Review Summary: When people tell me they can’t imagine / What it’s like to be afraid of my own shadow / I tell them it’s a bit like love
“Chiaroscuro” is a painting term. It refers to the interplay of light and shadow in a painting or woodcut, and is a technique used to create depth and dramatic effect. Its first true master was Da Vinci, although the painters most famously associated with the technique are Rembrandt and Caravaggio.

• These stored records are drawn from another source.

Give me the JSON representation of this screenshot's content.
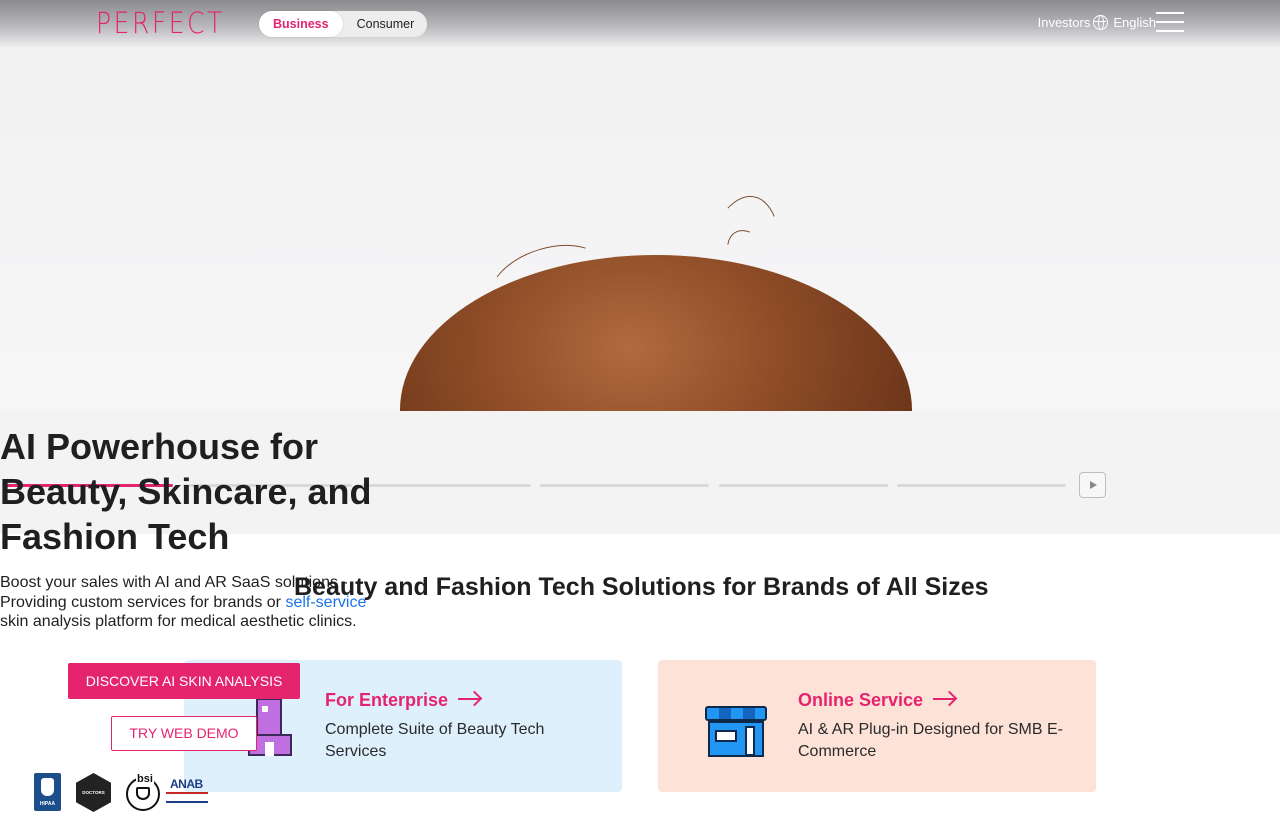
{
  "header": {
    "logo": "PERFECT",
    "segments": [
      {
        "label": "Business",
        "active": true
      },
      {
        "label": "Consumer",
        "active": false
      }
    ],
    "investors": "Investors",
    "language": "English"
  },
  "hero": {
    "title": "AI Powerhouse for Beauty, Skincare, and Fashion Tech",
    "description_before_link": "Boost your sales with AI and AR SaaS solutions - Providing custom services for brands or ",
    "description_link": "self-service",
    "description_after_link": " skin analysis platform for medical aesthetic clinics.",
    "primary_button": "DISCOVER AI SKIN ANALYSIS",
    "secondary_button": "TRY WEB DEMO",
    "carousel": {
      "slides": 6,
      "active_index": 0
    }
  },
  "section": {
    "title": "Beauty and Fashion Tech Solutions for Brands of All Sizes",
    "cards": [
      {
        "title": "For Enterprise",
        "description": "Complete Suite of Beauty Tech Services",
        "icon": "building-icon"
      },
      {
        "title": "Online Service",
        "description": "AI & AR Plug-in Designed for SMB E-Commerce",
        "icon": "store-icon"
      }
    ]
  },
  "badges": {
    "hipaa": "HIPAA",
    "doctors": "DOCTORS",
    "bsi": "bsi",
    "anab": "ANAB"
  },
  "colors": {
    "brand": "#e5246e",
    "link": "#1a73e8",
    "enterprise_card": "#dff0fd",
    "online_card": "#fde2d8"
  }
}
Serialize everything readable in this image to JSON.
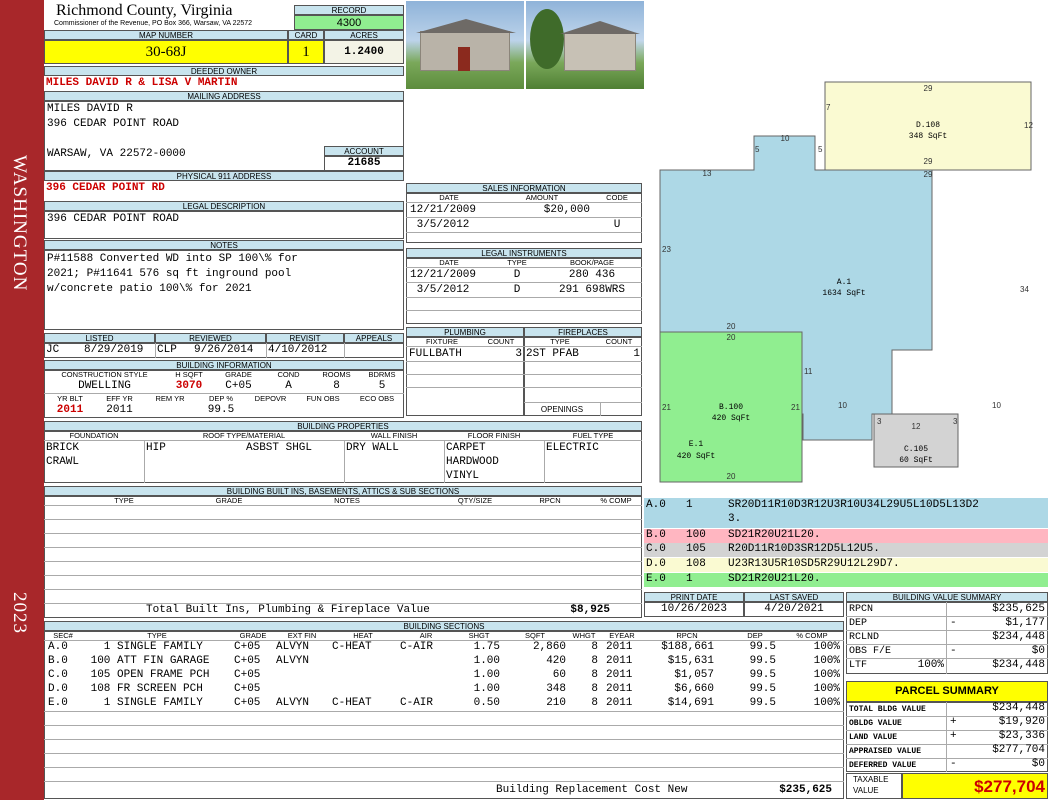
{
  "sidebar": {
    "county_label": "WASHINGTON",
    "year": "2023"
  },
  "header": {
    "county": "Richmond County, Virginia",
    "commissioner": "Commissioner of the Revenue, PO Box 366, Warsaw, VA 22572"
  },
  "record": {
    "label": "RECORD",
    "value": "4300"
  },
  "map_number": {
    "label": "MAP NUMBER",
    "value": "30-68J"
  },
  "card": {
    "label": "CARD",
    "value": "1"
  },
  "acres": {
    "label": "ACRES",
    "value": "1.2400"
  },
  "owner": {
    "label": "DEEDED OWNER",
    "value": "MILES DAVID R & LISA V MARTIN"
  },
  "mailing": {
    "label": "MAILING ADDRESS",
    "line1": "MILES DAVID R",
    "line2": "396 CEDAR POINT ROAD",
    "line3": "WARSAW, VA 22572-0000"
  },
  "account": {
    "label": "ACCOUNT",
    "value": "21685"
  },
  "physical": {
    "label": "PHYSICAL 911 ADDRESS",
    "value": "396 CEDAR POINT RD"
  },
  "legal": {
    "label": "LEGAL DESCRIPTION",
    "value": "396 CEDAR POINT ROAD"
  },
  "notes": {
    "label": "NOTES",
    "line1": "P#11588 Converted WD into SP 100\\% for",
    "line2": "2021; P#11641 576 sq ft inground pool",
    "line3": "w/concrete patio 100\\% for 2021"
  },
  "sales": {
    "title": "SALES INFORMATION",
    "headers": {
      "date": "DATE",
      "amount": "AMOUNT",
      "code": "CODE"
    },
    "rows": [
      {
        "date": "12/21/2009",
        "amount": "$20,000",
        "code": ""
      },
      {
        "date": " 3/5/2012",
        "amount": "",
        "code": "U"
      }
    ]
  },
  "legal_instruments": {
    "title": "LEGAL INSTRUMENTS",
    "headers": {
      "date": "DATE",
      "type": "TYPE",
      "bookpage": "BOOK/PAGE"
    },
    "rows": [
      {
        "date": "12/21/2009",
        "type": "D",
        "bookpage": "280 436"
      },
      {
        "date": " 3/5/2012",
        "type": "D",
        "bookpage": "291 698WRS"
      }
    ]
  },
  "review": {
    "listed_label": "LISTED",
    "reviewed_label": "REVIEWED",
    "revisit_label": "REVISIT",
    "appeals_label": "APPEALS",
    "listed_by": "JC",
    "listed_date": "8/29/2019",
    "reviewed_by": "CLP",
    "reviewed_date": "9/26/2014",
    "revisit": "4/10/2012",
    "appeals": ""
  },
  "plumbing": {
    "title": "PLUMBING",
    "fixture_label": "FIXTURE",
    "count_label": "COUNT",
    "rows": [
      {
        "fixture": "FULLBATH",
        "count": "3"
      }
    ]
  },
  "fireplaces": {
    "title": "FIREPLACES",
    "type_label": "TYPE",
    "count_label": "COUNT",
    "rows": [
      {
        "type": "2ST PFAB",
        "count": "1"
      }
    ],
    "openings_label": "OPENINGS"
  },
  "building_info": {
    "title": "BUILDING INFORMATION",
    "labels": {
      "style": "CONSTRUCTION STYLE",
      "hsqft": "H SQFT",
      "grade": "GRADE",
      "cond": "COND",
      "rooms": "ROOMS",
      "bdrms": "BDRMS",
      "yrblt": "YR BLT",
      "effyr": "EFF YR",
      "remyr": "REM YR",
      "dep": "DEP %",
      "depovr": "DEPOVR",
      "funobs": "FUN OBS",
      "ecoobs": "ECO OBS"
    },
    "style": "DWELLING",
    "hsqft": "3070",
    "grade": "C+05",
    "cond": "A",
    "rooms": "8",
    "bdrms": "5",
    "yrblt": "2011",
    "effyr": "2011",
    "remyr": "",
    "dep": "99.5",
    "depovr": "",
    "funobs": "",
    "ecoobs": ""
  },
  "properties": {
    "title": "BUILDING PROPERTIES",
    "labels": {
      "foundation": "FOUNDATION",
      "roof": "ROOF TYPE/MATERIAL",
      "wall": "WALL FINISH",
      "floor": "FLOOR FINISH",
      "fuel": "FUEL TYPE"
    },
    "foundation": [
      "BRICK",
      "CRAWL"
    ],
    "roof_type": "HIP",
    "roof_material": "ASBST SHGL",
    "wall": "DRY WALL",
    "floor": [
      "CARPET",
      "HARDWOOD",
      "VINYL"
    ],
    "fuel": "ELECTRIC"
  },
  "builtins": {
    "title": "BUILDING BUILT INS, BASEMENTS, ATTICS & SUB SECTIONS",
    "headers": {
      "type": "TYPE",
      "grade": "GRADE",
      "notes": "NOTES",
      "qty": "QTY/SIZE",
      "rpcn": "RPCN",
      "comp": "% COMP"
    },
    "total_label": "Total Built Ins, Plumbing & Fireplace Value",
    "total_value": "$8,925"
  },
  "sketch_codes": [
    {
      "sec": "A.0",
      "code": "1",
      "path": "SR20D11R10D3R12U3R10U34L29U5L10D5L13D2",
      "path2": "3."
    },
    {
      "sec": "B.0",
      "code": "100",
      "path": "SD21R20U21L20."
    },
    {
      "sec": "C.0",
      "code": "105",
      "path": "R20D11R10D3SR12D5L12U5."
    },
    {
      "sec": "D.0",
      "code": "108",
      "path": "U23R13U5R10SD5R29U12L29D7."
    },
    {
      "sec": "E.0",
      "code": "1",
      "path": "SD21R20U21L20."
    }
  ],
  "sketch": {
    "a_label": "A.1",
    "a_area": "1634 SqFt",
    "b_label": "B.100",
    "b_area": "420 SqFt",
    "c_label": "C.105",
    "c_area": "60 SqFt",
    "d_label": "D.108",
    "d_area": "348 SqFt",
    "e_label": "E.1",
    "e_area": "420 SqFt",
    "dims": [
      "29",
      "12",
      "7",
      "5",
      "5",
      "10",
      "13",
      "29",
      "29",
      "23",
      "34",
      "20",
      "20",
      "11",
      "21",
      "21",
      "10",
      "10",
      "3",
      "3",
      "12",
      "20"
    ]
  },
  "print": {
    "print_label": "PRINT DATE",
    "saved_label": "LAST SAVED",
    "print_date": "10/26/2023",
    "last_saved": "4/20/2021"
  },
  "value_summary": {
    "title": "BUILDING VALUE SUMMARY",
    "rows": [
      {
        "label": "RPCN",
        "sign": "",
        "value": "$235,625"
      },
      {
        "label": "DEP",
        "sign": "-",
        "value": "$1,177"
      },
      {
        "label": "RCLND",
        "sign": "",
        "value": "$234,448"
      },
      {
        "label": "OBS F/E",
        "sign": "-",
        "value": "$0"
      },
      {
        "label": "LTF",
        "sign": "100%",
        "value": "$234,448"
      }
    ]
  },
  "parcel_summary": {
    "title": "PARCEL SUMMARY",
    "rows": [
      {
        "label": "TOTAL BLDG VALUE",
        "sign": "",
        "value": "$234,448"
      },
      {
        "label": "OBLDG VALUE",
        "sign": "+",
        "value": "$19,920"
      },
      {
        "label": "LAND VALUE",
        "sign": "+",
        "value": "$23,336"
      },
      {
        "label": "APPRAISED VALUE",
        "sign": "",
        "value": "$277,704"
      },
      {
        "label": "DEFERRED VALUE",
        "sign": "-",
        "value": "$0"
      }
    ],
    "taxable_label1": "TAXABLE",
    "taxable_label2": "VALUE",
    "taxable_value": "$277,704"
  },
  "sections": {
    "title": "BUILDING SECTIONS",
    "headers": {
      "sec": "SEC#",
      "type": "TYPE",
      "grade": "GRADE",
      "ext": "EXT FIN",
      "heat": "HEAT",
      "air": "AIR",
      "shgt": "SHGT",
      "sqft": "SQFT",
      "whgt": "WHGT",
      "eyear": "EYEAR",
      "rpcn": "RPCN",
      "dep": "DEP",
      "comp": "% COMP"
    },
    "rows": [
      {
        "sec": "A.0",
        "type": "   1 SINGLE FAMILY",
        "grade": "C+05",
        "ext": "ALVYN",
        "heat": "C-HEAT",
        "air": "C-AIR",
        "shgt": "1.75",
        "sqft": "2,860",
        "whgt": "8",
        "eyear": "2011",
        "rpcn": "$188,661",
        "dep": "99.5",
        "comp": "100%"
      },
      {
        "sec": "B.0",
        "type": " 100 ATT FIN GARAGE",
        "grade": "C+05",
        "ext": "ALVYN",
        "heat": "",
        "air": "",
        "shgt": "1.00",
        "sqft": "420",
        "whgt": "8",
        "eyear": "2011",
        "rpcn": "$15,631",
        "dep": "99.5",
        "comp": "100%"
      },
      {
        "sec": "C.0",
        "type": " 105 OPEN FRAME PCH",
        "grade": "C+05",
        "ext": "",
        "heat": "",
        "air": "",
        "shgt": "1.00",
        "sqft": "60",
        "whgt": "8",
        "eyear": "2011",
        "rpcn": "$1,057",
        "dep": "99.5",
        "comp": "100%"
      },
      {
        "sec": "D.0",
        "type": " 108 FR SCREEN PCH",
        "grade": "C+05",
        "ext": "",
        "heat": "",
        "air": "",
        "shgt": "1.00",
        "sqft": "348",
        "whgt": "8",
        "eyear": "2011",
        "rpcn": "$6,660",
        "dep": "99.5",
        "comp": "100%"
      },
      {
        "sec": "E.0",
        "type": "   1 SINGLE FAMILY",
        "grade": "C+05",
        "ext": "ALVYN",
        "heat": "C-HEAT",
        "air": "C-AIR",
        "shgt": "0.50",
        "sqft": "210",
        "whgt": "8",
        "eyear": "2011",
        "rpcn": "$14,691",
        "dep": "99.5",
        "comp": "100%"
      }
    ],
    "replacement_label": "Building Replacement Cost New",
    "replacement_value": "$235,625"
  }
}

Living Without, the debut LP by Endless, Nameless, is an album of contrasts—a chiaroscuro in music, if you will. It is an interchange between bright tones and dark depths; a journey across an emotional landscape between the energy of life itself and the quiet corners of our nightmares. Throughout the forty-three minute runtime, the band blurs the lines between genres and styles and defies what is expected of them. Every time you think you have them figured out, Endless, Nameless take a sharp left into territory that challenges the listener to expand their vision and see what the Denver-based quartet are seeing.

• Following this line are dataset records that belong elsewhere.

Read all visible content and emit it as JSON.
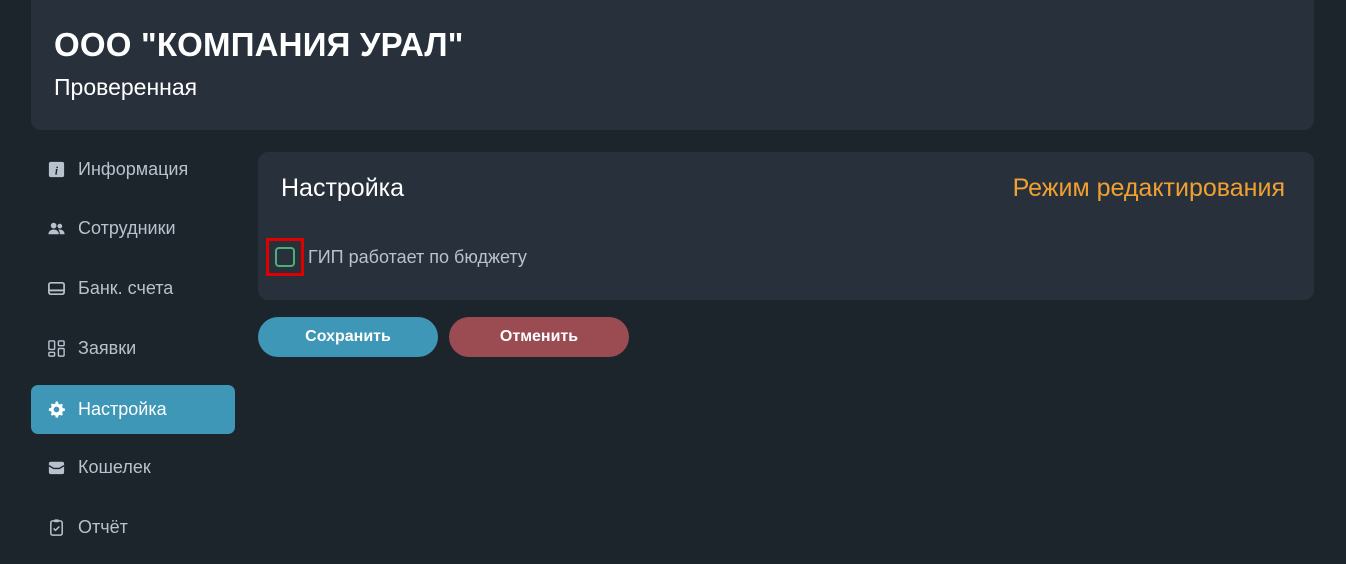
{
  "header": {
    "company_name": "ООО \"КОМПАНИЯ УРАЛ\"",
    "status": "Проверенная"
  },
  "sidebar": {
    "items": [
      {
        "label": "Информация",
        "icon": "info-icon",
        "active": false
      },
      {
        "label": "Сотрудники",
        "icon": "users-icon",
        "active": false
      },
      {
        "label": "Банк. счета",
        "icon": "card-icon",
        "active": false
      },
      {
        "label": "Заявки",
        "icon": "grid-icon",
        "active": false
      },
      {
        "label": "Настройка",
        "icon": "gear-icon",
        "active": true
      },
      {
        "label": "Кошелек",
        "icon": "wallet-icon",
        "active": false
      },
      {
        "label": "Отчёт",
        "icon": "clipboard-icon",
        "active": false
      }
    ]
  },
  "panel": {
    "title": "Настройка",
    "mode": "Режим редактирования",
    "checkbox_label": "ГИП работает по бюджету",
    "checkbox_checked": false
  },
  "actions": {
    "save_label": "Сохранить",
    "cancel_label": "Отменить"
  },
  "colors": {
    "background": "#1c242c",
    "card": "#28313b",
    "accent": "#3e97b6",
    "mode_text": "#f0a030",
    "cancel": "#9a4c52",
    "checkbox_border": "#4caf78",
    "highlight": "#e00000"
  }
}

The album is firmly rooted in post-hardcore, but uses this base to expand into other territory, such as indie tones, and mathcore. The guitar work, provided by Ricardo Bonilla, rapidly shifts from punk-like riffs to Fall of Troy-esque noodling, and then into deep dissonance, with machine gun-like time signature changes to complement the cacophonous effect that is created. Due to the guitars having a somewhat cleaner tone, bass is actually utilized (and utilized well) by Bradley Thill to create the heavier undertone needed. The mix adds another subtle layer of depth by alternating between bringing the instrumentals sharply into your space and then pushing them out into the distance. The result is a sometimes bouncy, sometimes haunting, always lush dance between musical flexing, rapid-fire passages, and emotional gravitas.
One of the more prevalent examples of this is the stretch between “Cloudburst” and “Remembrance.” “Cloudburst,” starts off as a fast-paced track with one of the best guitar lines of the album, which sounds so effortless it makes you forget the precision work being done to contort the song’s structure. As the song builds though, a sense of dread and burden starts to build, with the band gradually increasing the tension and weight of the moment, which all crashes into a crescendo that hearkens to those moments where our best laid plans all fall apart, and the pain that comes with them.

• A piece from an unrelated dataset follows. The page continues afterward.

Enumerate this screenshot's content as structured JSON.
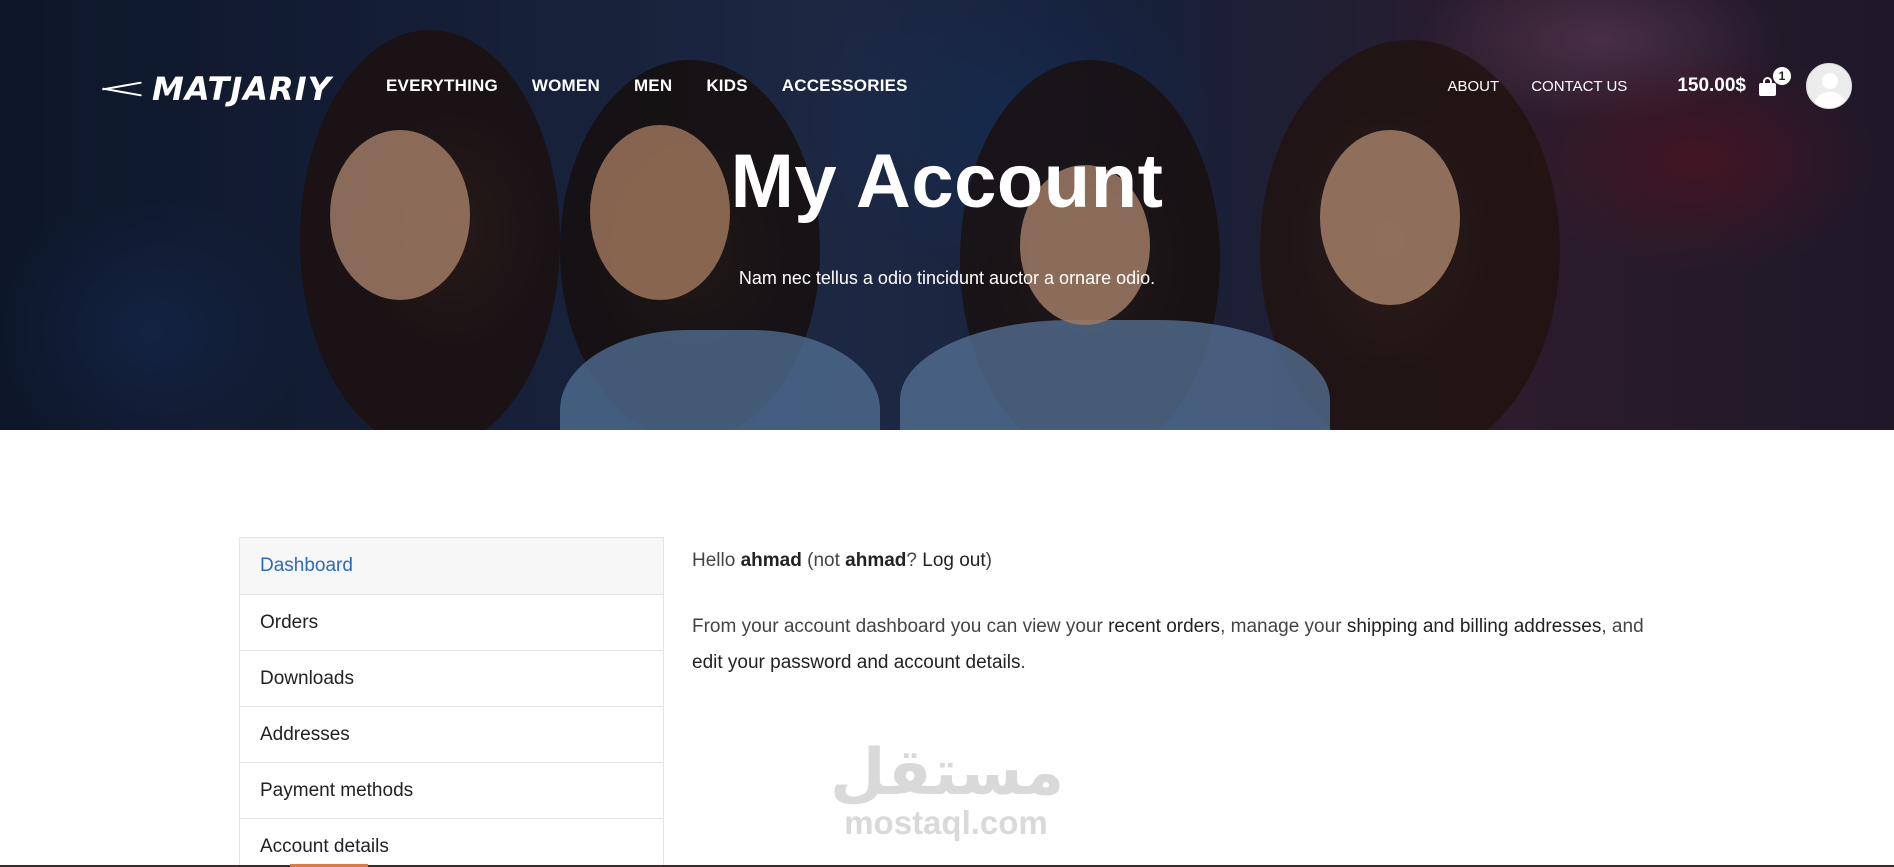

“Cloudburst” is followed immediately by “Propaniac,” easily the most unhinged song on the album, which schizophrenically mutates itself in way that is almost jarring over the course of five minutes, only to then walk into “A Gradual Unwinding,” which begins with a mesmerizing guitar line that sucks you in until you can’t let go while the song gradually builds into an almost breathtaking release, ending with Reynolds’ soaring voice, which leads directly into “Remembrance,” a track that dips and jumps between soft refrains and wicked aggression. The album moves to-and-fro between melodically engaging and aggressively unsettling, diving into depths of blackness, rising to the sun, and then sliding back into the night.
Attention must be brought to Elle Reynolds’ vocal performance. Aside from her range and control being exceptional, her unique ability to swing back and forth between soothing croons, piercing screams, a spoken voice delivery and even throaty growls is thrilling. Her clean vocals are evocative of grace and beauty, and when her harsh vocals come in it creates that much more impact. It is another example of the chiaroscuro effect this album has, with her voice being a disarmingly soothing spotlight, swallowed by the darkness of her angry screams, as she laments on loss and heartbreak while trying to find hope.
The album, unfortunately, does get held down a little bit by its own weight. The nature of what Endless, Nameless are trying to do unfortunately lends to a bit of an unfocused feeling which is the main pitfall in the journey that is
Living Without. There are rare moments where it seems like they aren’t sure where they are headed within the song and those moments begin to sound a bit like filler.
Honestly, though, it’s a minor gripe. This album accomplishes the sort of thing that Endless, Nameless’ contemporaries constantly strive for but rarely achieve—a balance between aggression, technicality and beauty. Within it all there is the reminder that no matter what is taken from us and no matter how far we may fall, there is always the possibility of clawing our way back into the sunlight.